Adversarial Examples from Concentration of Measure

Saeed Mahloujifar
Department of Computer Science
University of Virginia

Abstract Many recent works have shown that adversarial instances that fool classifiers can be found by adding a small perturbation to a normally sampled input. In this talk, I will present a connection between adversarial examples and the well-known phenomenon of “concentration of measure” in high dimensional metric probability spaces. In two recent work [1,2] we show that if the metric probability space of the test instance is concentrated, any classifier with some initial constant error is inherently vulnerable to adversarial perturbations, if the perturbation is allowed to be sublinear in input’s total size. Although many theoretically natural probability spaces (e.g. isotropic Gaussian) are known to be concentrated, it is not clear whether these theoretical results apply to actual distributions such as images. I will also discuss results from a more recent work [3], in which we present a method for empirically measuring and bounding the concentration of a concrete dataset which is proven to converge to the actual concentration.

Reference

[1] Diochnos, D., Mahloujifar, S., & Mahmoody, M. (2018).

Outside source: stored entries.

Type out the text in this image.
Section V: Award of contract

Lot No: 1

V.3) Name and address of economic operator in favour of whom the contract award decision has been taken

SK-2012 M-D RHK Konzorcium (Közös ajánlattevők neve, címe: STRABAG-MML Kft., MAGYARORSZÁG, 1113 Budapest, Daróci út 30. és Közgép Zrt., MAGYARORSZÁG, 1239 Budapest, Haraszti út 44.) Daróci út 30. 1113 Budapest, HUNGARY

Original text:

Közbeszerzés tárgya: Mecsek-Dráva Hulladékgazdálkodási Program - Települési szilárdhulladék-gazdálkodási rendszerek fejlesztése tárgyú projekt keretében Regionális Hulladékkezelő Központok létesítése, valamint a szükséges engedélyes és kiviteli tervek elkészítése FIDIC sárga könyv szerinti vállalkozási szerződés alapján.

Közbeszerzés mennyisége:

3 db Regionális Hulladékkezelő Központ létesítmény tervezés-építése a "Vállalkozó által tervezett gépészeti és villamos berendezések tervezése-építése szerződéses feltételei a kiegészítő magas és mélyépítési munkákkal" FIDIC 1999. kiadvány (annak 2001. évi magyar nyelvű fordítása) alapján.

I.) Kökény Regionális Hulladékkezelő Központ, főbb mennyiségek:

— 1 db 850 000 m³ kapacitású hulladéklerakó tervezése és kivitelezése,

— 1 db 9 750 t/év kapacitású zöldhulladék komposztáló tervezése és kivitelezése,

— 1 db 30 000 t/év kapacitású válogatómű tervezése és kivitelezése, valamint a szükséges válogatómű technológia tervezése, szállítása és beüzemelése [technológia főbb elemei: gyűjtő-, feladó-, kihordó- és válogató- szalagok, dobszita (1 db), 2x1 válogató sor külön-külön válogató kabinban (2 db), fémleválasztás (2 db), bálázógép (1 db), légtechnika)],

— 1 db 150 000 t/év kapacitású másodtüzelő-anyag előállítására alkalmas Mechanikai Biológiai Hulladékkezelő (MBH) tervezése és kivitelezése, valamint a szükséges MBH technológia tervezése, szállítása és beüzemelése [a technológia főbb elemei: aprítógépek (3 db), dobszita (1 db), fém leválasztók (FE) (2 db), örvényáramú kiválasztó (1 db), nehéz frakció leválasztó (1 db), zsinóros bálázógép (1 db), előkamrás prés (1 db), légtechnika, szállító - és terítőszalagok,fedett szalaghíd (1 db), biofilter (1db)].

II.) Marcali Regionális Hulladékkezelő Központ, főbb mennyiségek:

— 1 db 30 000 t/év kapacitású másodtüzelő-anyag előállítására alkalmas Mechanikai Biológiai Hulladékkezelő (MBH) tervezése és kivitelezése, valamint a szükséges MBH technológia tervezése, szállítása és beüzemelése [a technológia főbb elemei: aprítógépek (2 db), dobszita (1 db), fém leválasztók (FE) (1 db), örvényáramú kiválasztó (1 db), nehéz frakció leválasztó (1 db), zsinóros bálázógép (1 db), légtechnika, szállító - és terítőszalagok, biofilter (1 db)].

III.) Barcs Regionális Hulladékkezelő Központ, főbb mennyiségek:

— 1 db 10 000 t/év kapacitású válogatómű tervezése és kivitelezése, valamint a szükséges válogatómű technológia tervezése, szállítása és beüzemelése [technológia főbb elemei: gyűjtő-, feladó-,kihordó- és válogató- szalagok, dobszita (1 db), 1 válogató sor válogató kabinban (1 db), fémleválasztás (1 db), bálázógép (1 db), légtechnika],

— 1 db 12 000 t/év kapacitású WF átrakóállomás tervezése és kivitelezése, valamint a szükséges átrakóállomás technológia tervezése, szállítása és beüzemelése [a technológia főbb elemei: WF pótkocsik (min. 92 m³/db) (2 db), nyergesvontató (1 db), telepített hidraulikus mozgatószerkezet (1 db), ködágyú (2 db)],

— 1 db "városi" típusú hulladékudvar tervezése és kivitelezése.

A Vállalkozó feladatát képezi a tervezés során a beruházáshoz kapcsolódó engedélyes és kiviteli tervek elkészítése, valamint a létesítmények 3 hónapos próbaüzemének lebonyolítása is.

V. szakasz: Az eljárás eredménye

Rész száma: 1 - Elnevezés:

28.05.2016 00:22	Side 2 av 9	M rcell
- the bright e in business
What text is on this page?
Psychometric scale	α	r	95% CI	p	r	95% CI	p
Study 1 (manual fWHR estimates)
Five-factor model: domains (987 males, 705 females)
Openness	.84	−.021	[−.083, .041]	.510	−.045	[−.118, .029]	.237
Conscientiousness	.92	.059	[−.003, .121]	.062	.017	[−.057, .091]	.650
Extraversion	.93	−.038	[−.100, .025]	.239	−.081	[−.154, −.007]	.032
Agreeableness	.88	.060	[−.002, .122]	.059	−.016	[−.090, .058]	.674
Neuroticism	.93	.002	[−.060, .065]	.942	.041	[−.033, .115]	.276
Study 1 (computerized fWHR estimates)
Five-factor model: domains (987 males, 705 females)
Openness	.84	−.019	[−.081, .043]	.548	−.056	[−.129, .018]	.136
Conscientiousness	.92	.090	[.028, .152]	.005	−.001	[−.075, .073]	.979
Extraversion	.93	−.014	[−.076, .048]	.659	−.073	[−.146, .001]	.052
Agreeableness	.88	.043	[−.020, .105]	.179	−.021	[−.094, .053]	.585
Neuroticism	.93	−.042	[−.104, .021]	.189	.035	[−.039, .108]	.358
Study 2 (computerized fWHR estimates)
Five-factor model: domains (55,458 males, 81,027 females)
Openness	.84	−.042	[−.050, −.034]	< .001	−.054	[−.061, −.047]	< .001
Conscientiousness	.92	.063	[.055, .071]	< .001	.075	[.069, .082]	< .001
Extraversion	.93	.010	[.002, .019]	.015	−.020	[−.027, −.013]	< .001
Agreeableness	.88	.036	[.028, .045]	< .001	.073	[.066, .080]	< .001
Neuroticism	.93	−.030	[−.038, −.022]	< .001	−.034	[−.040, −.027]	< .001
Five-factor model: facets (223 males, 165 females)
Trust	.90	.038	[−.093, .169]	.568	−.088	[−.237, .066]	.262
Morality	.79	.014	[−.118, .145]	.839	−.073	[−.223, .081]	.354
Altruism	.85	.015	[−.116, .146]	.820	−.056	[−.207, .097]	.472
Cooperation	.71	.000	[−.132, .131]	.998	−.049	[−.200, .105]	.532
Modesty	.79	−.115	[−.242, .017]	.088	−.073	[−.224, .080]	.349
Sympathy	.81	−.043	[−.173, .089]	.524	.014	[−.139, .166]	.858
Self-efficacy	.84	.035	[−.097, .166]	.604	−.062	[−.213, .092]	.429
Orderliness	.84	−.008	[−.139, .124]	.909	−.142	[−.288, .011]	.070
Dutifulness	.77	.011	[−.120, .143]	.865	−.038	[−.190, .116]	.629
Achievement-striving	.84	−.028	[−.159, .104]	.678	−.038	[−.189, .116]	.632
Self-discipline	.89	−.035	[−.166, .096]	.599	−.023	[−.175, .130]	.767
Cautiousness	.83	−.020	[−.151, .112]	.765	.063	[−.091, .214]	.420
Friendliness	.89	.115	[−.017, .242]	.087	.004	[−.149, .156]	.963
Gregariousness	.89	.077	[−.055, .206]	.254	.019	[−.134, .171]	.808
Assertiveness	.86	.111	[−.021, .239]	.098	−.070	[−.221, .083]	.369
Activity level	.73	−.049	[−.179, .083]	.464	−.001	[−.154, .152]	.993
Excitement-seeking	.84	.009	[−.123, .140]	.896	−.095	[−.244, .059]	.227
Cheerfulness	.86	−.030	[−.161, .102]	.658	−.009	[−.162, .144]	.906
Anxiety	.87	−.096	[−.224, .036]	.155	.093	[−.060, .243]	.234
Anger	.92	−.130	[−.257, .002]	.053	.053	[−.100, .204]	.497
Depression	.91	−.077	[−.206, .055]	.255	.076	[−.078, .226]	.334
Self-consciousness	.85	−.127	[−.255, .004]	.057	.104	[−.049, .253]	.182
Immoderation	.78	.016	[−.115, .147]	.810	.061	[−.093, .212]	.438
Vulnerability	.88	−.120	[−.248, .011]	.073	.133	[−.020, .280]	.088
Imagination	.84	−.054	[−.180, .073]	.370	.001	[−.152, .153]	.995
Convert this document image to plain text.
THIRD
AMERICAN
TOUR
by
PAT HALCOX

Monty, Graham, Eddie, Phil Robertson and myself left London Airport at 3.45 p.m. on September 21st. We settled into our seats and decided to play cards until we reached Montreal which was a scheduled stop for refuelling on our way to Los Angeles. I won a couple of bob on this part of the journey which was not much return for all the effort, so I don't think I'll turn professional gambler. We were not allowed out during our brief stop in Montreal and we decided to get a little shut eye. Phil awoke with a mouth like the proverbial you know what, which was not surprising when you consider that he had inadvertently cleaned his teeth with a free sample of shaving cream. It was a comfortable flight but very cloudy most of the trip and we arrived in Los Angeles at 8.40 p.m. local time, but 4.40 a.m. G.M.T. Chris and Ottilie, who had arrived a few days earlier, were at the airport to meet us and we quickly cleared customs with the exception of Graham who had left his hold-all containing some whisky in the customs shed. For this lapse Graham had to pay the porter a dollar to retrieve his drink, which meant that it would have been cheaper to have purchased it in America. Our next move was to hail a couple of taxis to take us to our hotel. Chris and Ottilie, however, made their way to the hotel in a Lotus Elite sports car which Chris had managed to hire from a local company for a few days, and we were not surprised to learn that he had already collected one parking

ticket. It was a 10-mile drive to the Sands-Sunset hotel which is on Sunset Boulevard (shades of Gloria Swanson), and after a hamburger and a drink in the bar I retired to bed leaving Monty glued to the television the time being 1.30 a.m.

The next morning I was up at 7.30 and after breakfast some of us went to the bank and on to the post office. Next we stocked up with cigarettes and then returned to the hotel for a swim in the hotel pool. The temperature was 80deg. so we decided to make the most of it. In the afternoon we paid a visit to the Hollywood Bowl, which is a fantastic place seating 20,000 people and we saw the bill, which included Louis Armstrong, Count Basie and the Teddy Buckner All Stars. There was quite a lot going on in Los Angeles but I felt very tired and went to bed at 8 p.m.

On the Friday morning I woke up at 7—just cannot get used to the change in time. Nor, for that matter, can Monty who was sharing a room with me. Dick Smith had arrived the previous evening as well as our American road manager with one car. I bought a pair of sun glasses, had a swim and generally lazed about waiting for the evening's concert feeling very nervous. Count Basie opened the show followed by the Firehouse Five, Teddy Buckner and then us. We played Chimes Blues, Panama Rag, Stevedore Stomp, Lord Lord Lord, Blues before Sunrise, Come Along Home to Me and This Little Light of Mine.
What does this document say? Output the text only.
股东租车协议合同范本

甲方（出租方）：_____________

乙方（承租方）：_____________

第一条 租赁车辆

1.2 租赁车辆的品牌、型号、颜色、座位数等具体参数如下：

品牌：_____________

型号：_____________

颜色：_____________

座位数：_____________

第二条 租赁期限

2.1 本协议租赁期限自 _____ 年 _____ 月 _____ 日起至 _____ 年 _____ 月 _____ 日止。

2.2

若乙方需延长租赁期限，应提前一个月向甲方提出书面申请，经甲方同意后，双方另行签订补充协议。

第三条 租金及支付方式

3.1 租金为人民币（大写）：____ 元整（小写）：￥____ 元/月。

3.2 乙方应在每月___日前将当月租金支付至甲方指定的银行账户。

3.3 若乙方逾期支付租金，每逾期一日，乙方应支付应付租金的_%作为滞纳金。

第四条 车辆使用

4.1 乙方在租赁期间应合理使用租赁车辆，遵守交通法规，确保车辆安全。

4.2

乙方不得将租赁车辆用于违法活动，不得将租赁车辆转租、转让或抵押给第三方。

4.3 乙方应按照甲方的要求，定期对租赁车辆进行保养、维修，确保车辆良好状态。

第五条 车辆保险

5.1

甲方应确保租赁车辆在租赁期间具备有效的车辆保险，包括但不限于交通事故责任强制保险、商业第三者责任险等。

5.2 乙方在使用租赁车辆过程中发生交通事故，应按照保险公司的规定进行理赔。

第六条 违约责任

Adversarial risk and robustness: General definitions and implications for the uniform distribution. In Advances in Neural Information Processing Systems (pp. 10359-10368).
[2] Mahloujifar, S., Diochnos, D. I., & Mahmoody, M. (2019, July). The curse of concentration in robust learning: Evasion and poisoning attacks from concentration of measure. In Proceedings of the AAAI Conference on Artificial Intelligence (Vol. 33, pp. 4536-4543).
[3] Mahloujifar, S., Zhang, X., Mahmoody, M., & Evans, D. (2019). Empirically Measuring Concentration: Fundamental Limits on Intrinsic Robustness. To appear in Advances in Neural Information Processing Systems.